“Who is the monster and who is the man?” That’s one of the themes of Disney’s The Hunchback of Notre Dame, overtly stated in the ending reprise of the Alan Menken/Stephen Schwartz song “The Bells of Notre Dame.” In Hulu’s new documentary series Sasquatch, a similar question is posed. This time, however, it’s not necessarily “Who,” but ‘What.”
Investigative Journalist David Holthouse is no stranger to tracking monsters, having exposed his childhood rapist and infiltrated gangs and white supremacy groups as part of exposés. Inspired by a memory from his early twenties, he had accepted temporary work on a marijuana farm in Mendocino through a friend in the fall of 1993. While there, he heard legends of sasquatch, better known as bigfoot, roaming the redwood forest area and sometimes terrorizing farmers.

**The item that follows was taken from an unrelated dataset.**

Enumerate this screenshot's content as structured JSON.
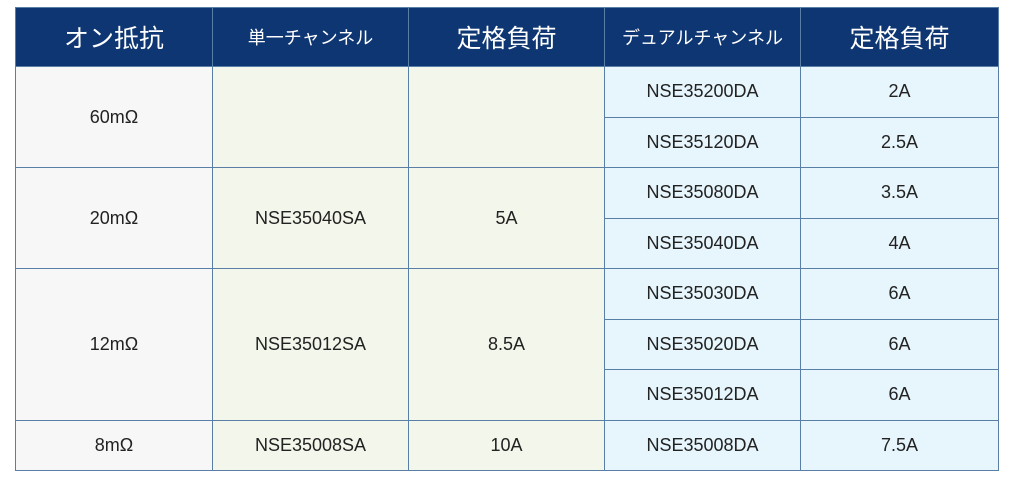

But one night, two men came frantically running into their barn describing a gruesome murder scene where three farmers had been town apart limb from limb, their marijuana crops torn up but not taken.
Told through a three-part documentary series, David Holthouse is now seeking the truth behind what the bewildered men claimed to have seen nearly 30 years ago. With no police reports filed and no missing persons reports for three men who went missing around the same time, he starts his investigation with very few leads. The premiere episode is almost humorous, interviewing sasquatch hunters and researchers in addition to one of the men who filmed the 1967 Patterson-Gimlin Film of a sasquatch walking through the woods (and a neighbor claiming to have been the one in the suit).
At times, you question if you’re wasting your own time watching this. After all, unlike most true crime shows, there’s not a well documented case to follow. You go into the experience just as blindly as your investigative host, but the three hour journey ends up being worth the wait. Lots of twists, turns and diversions block his path, but by the end, he gets closure on this outrageous story that appeared to be real in the eyes of the men who ran through the area reporting it.
Full of conversations about monsters, men and the thin line that sometimes separates them, Sasquatch is a psychological dive into a real crime that went unsolved for too long. There is some level of closure to be found for viewers who binge the series and it also sparks conversations about the growth of abused substances, legal and illegal, and the effects that business can have on the surrounding community. At face value, what looks like a paranormal mystery show turns out to uncover an unsolved and unreported cold case.
I give Sasquatch 4 out of 5 nights at the Bigfoot Motel.
Sasquatch premieres Tuesday, April 20th, only on Hulu.